Enough about imagery for a few pages. What about letters and words that work either alone or with a simple backdrop panel? Typographic structures that are themselves communicative and attractive standalone images?

This is a fun area of exploration for designers who love type—as most designers do. Use this spread and the next as brainstorming fuel the next time you see a chance to create a graphic from words.

For starters, how about going subtle? The letters of the sample above are actually invisible—it’s only their light gray outer halo that defines their presence on the page.

Special effects, anyone? Illustrator and Photoshop offer plenty of choices when it comes to making letters and words blurry, transparent, skewed, rippled, bent, twisted, pixelated, or roughened up.

This design’s headline ignores convention and travels bottom-to-top rather than the usual left-to-right; its initials are used for the blurred stack of characters below; and the overall design is configured in a way that might bring notions of a flag or a banner to mind.

The dimensional treatment applied here (accomplished with Illustrator’s FREE TRANSFORM tool) and its use of Futura Bold lend notes of mid-20th-century design to this composition. It’s a look that’s bolstered by a shade of blue-green that would have appeared right at home on trendy dinnerware, clocks, and automobiles of that era.


In this sample, a constructivist-looking display font at center, muted and graduated colors throughout, and a touch of faux dimension add up to a design reminiscent of WPA (Works Progress Administration) posters of the 1930s.

How era-aware are you about typography and design? There’s much inspiration to be had, and much to be learned, by looking backwards and seeing what designers were up to in times gone by. Bookstores (including those with a good selection of used books), libraries, and websites are great sources for material like this.

Legibility is always king, but yes, there are situations where its kingliness can be challenged. For example, this piece might be allowed some leeway in terms of readability since it’s aimed at an art-minded audience that’s probably spent plenty of time looking at nonrepresentational freeform sculptures, expressionist landscape paintings, and abstract portraits.

And really, when you first saw the typography in the above sample, were you all that challenged by it? Probably not.

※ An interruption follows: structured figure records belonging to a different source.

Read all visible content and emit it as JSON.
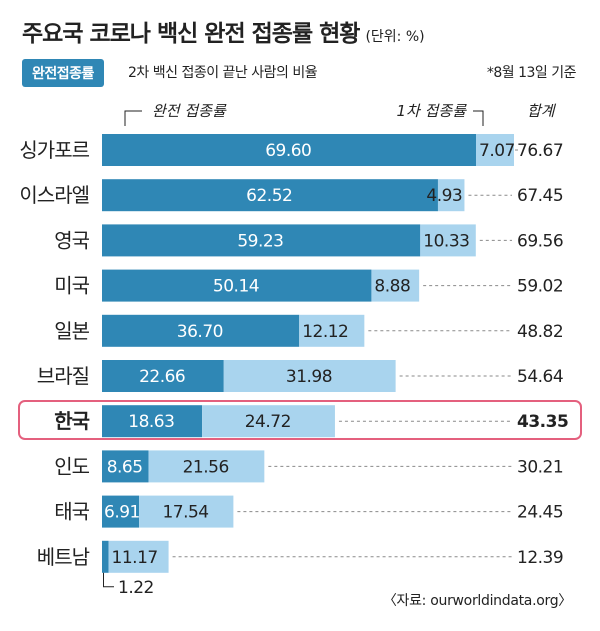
{
  "header": {
    "title": "주요국 코로나 백신 완전 접종률 현황",
    "unit": "(단위: %)",
    "badge": "완전접종률",
    "subtitle": "2차 백신 접종이 끝난 사람의 비율",
    "basis": "*8월 13일 기준",
    "source": "〈자료: ourworldindata.org〉"
  },
  "chart_data": {
    "type": "bar",
    "orientation": "horizontal",
    "stacked": true,
    "categories": [
      "싱가포르",
      "이스라엘",
      "영국",
      "미국",
      "일본",
      "브라질",
      "한국",
      "인도",
      "태국",
      "베트남"
    ],
    "series": [
      {
        "name": "완전 접종률",
        "color": "#2f87b5",
        "values": [
          69.6,
          62.52,
          59.23,
          50.14,
          36.7,
          22.66,
          18.63,
          8.65,
          6.91,
          1.22
        ],
        "labels": [
          "69.60",
          "62.52",
          "59.23",
          "50.14",
          "36.70",
          "22.66",
          "18.63",
          "8.65",
          "6.91",
          "1.22"
        ]
      },
      {
        "name": "1차 접종률",
        "color": "#a9d4ee",
        "values": [
          7.07,
          4.93,
          10.33,
          8.88,
          12.12,
          31.98,
          24.72,
          21.56,
          17.54,
          11.17
        ],
        "labels": [
          "7.07",
          "4.93",
          "10.33",
          "8.88",
          "12.12",
          "31.98",
          "24.72",
          "21.56",
          "17.54",
          "11.17"
        ]
      }
    ],
    "total_label": "합계",
    "totals": [
      "76.67",
      "67.45",
      "69.56",
      "59.02",
      "48.82",
      "54.64",
      "43.35",
      "30.21",
      "24.45",
      "12.39"
    ],
    "highlight": "한국",
    "xlim": [
      0,
      76.67
    ]
  }
}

Sometimes legibility can be surprisingly robust, and other times it’s the most fragile component of a design. Listen to your designer’s instinct on this one.

Type upon type upon type. Even the backdrop in this sample has been built from dozens of layers of overlapping words.

What about sticking to an ultra-strict all-type regimen like this when designing a word graphic? Your backdrop, line-work, decor, and border elements could all be made from typographic characters.

Here, three colored rectangles have been allowed into a composition that—truth be told—started out with the goal of being purely typographic. It just felt like the thing to do—to fill the spaces with colored boxes—when the crazy configuration of type created a few open spaces that begged for filler.

Be open-minded and open-eyed to unexpected and opportunistic solutions to all your design projects—type-related and otherwise. Just because you started a project with a certain set of rules in mind doesn’t necessarily mean you can’t break those rules if a good enough reason comes along. After all, aren’t rules made to be broken? Especially when it comes to expressions of creativity?

A subtitle has been added to this design, and, accordingly, some of the logo’s other type has been turned backwards to reflect the subtitle’s meaning.

It’s interesting how typeset words can deliver ideas and feel-ings—not only through their literal meaning and through the persona of their font—but also through how they are oriented, scaled, positioned, and colored. Design has many, many ways of delivering messages and emotions to viewers: Be ever open to possibilities that lie outside realms of normal, expected, and status quo.